Phase 3: Auth Model¶
- Add a normalized
userstable keyed by external subject (sub) and provider. - Accept OIDC-backed identity claims in the backend.
- Map cloud auth providers and campus SSO into the same internal user record.
- Add per-job ownership checks before artifact download and evaluation.
Phase 4: Platform Adapters¶
Google Cloud¶
- Web/API: Cloud Run
- Jobs: Cloud Run Jobs
- Object storage: Google Cloud Storage
- Database: Cloud SQL Postgres or external Postgres
- Auth: Google login, Clerk, or another OIDC provider
AWS¶
- Web/API: App Runner
- Jobs: ECS/Fargate or AWS Batch
- Object storage: S3
- Database: RDS Postgres
- Auth: Cognito or another OIDC provider
University-managed deployment¶
- Web/API: campus VM or Kubernetes ingress
- Jobs: Slurm or Kubernetes Jobs
- Object storage: MinIO, Ceph, or shared storage behind the object storage interface
- Database: campus Postgres
- Auth: campus SSO via OIDC or SAML-to-OIDC bridge
Integration Rules¶
- Business logic should not import cloud-specific SDKs directly.
- Storage code should depend on storage adapters, not filesystem paths.
- Job submission should go through one backend interface, even for inline local runs.
- Authenticated user identity should enter the synthesis flow as a normalized user record, not as provider-specific fields.
Safe Rollout and Rollback¶
- Introduce each new subsystem as a dual-write or read-fallback layer first.
- Keep
SessionStoreand current local run directories working until metadata-backed paths are proven in tests. - Preserve current API response shapes while adding job and artifact metadata behind the scenes.

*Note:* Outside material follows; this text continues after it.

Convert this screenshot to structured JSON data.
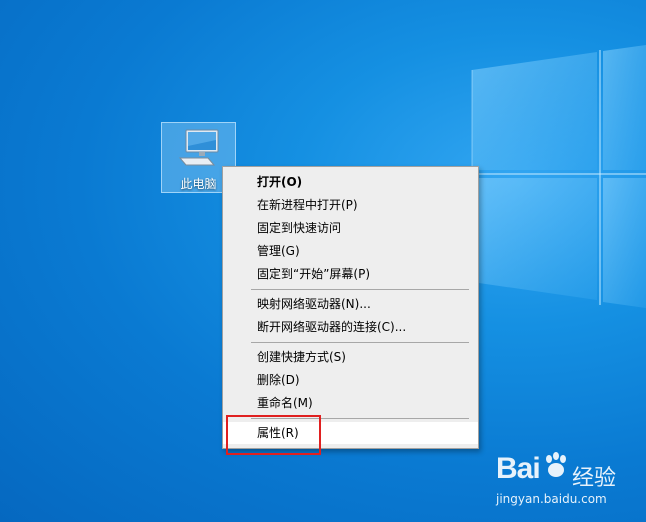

- Only remove legacy state paths after one full release cycle of stable tests and manual validation.
University Deployment Checklist¶
- Public entrypoint: confirm whether campus IT will host a VM, reverse proxy, or Kubernetes ingress.
- Job submission: confirm whether web services may submit to Slurm or another scheduler.
- Identity: confirm OIDC or SAML app registration path.
- Data services: confirm Postgres and object storage availability.
- Security review: confirm whether user-uploaded datasets require privacy or compliance review.
Immediate Next Steps¶
- Persist preview/inference artifacts so remote runners do not depend on
SessionStore. - Persist scheduler-side diagnostics (exit code, stderr pointer, submission host) back into job metadata.
- Add a GCS adapter and production Postgres deployment path behind the existing storage and metadata interfaces.
- Layer per-user ownership and auth checks on top of the durable job/artifact APIs.
- Add a higher-level deployment guide that compares local, Slurm, AWS Batch, and Cloud Run setup requirements side by side.